Große Studie mit Dexamethason Entzündungshemmer könnte gegen Covid-19 helfen

Die vorläufigen Ergebnisse einer britischen Studie sind vielversprechend: Das Medikament Dexamethason erhöhte die Überlebenschancen schwer kranker Corona-Patienten deutlich.
Patient auf einer Intensivstation in München: "Dexamethason ist kostengünstig, verfügbar und kann sofort eingesetzt werden"

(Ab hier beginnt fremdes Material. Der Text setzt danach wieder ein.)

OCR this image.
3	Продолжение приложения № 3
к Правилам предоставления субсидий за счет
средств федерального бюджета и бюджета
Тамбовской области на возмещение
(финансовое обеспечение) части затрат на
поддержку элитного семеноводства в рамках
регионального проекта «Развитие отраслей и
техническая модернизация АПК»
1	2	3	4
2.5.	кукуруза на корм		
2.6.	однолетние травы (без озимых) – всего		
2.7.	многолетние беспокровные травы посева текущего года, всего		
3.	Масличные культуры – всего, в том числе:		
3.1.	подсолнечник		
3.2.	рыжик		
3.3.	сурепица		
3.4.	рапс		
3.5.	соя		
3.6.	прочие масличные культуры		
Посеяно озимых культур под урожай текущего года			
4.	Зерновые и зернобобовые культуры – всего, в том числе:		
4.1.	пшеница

Patient auf einer Intensivstation in München: "Dexamethason ist kostengünstig, verfügbar und kann sofort eingesetzt werden"

Foto: Peter Kneffel/dpa

Der Entzündungshemmer Dexamethason könnte die Sterberate bei schweren Covid-19-Verläufen senken. Darauf weisen vorläufige Ergebnisse einer klinischen Studie hin, die noch nicht veröffentlicht sind und bisher nicht von anderen Experten begutachtet wurden. Bei Patienten, die künstlich beatmet wurden und das Medikament bekamen, sank die Sterberate um ein Drittel, wie die federführenden Wissenschaftler von der britischen Universität Oxford in einer Pressemitteilung  berichten.

"Dexamethason ist das erste Medikament, von dem gezeigt wurde, dass es das Überleben bei Covid-19 verbessert", erklärte Peter Horby, einer der Leiter der "Recovery"-Studie. "Dexamethason ist kostengünstig, verfügbar und kann sofort eingesetzt werden, um weltweit Leben zu retten." Das Medikament wird üblicherweise bei Entzündungen von Haut und Gelenken eingesetzt.

Mehr als 2000 Testpersonen

In der "Recovery"-Studie untersuchen Wissenschaftler die Eignung verschiedener bereits zugelassener Medikamente als Mittel gegen Covid-19. Insgesamt sind den Angaben zufolge mehr als 11.500 Patienten aus über 175 Kliniken in Großbritannien in die Studie aufgenommen worden. Der Dexamethason-Teil der Studie umfasste demnach insgesamt 2104 Patienten, die für zehn Tage einmal täglich sechs Milligramm Dexamethason bekamen. 4321 Patienten dienten als Kontrollgruppe.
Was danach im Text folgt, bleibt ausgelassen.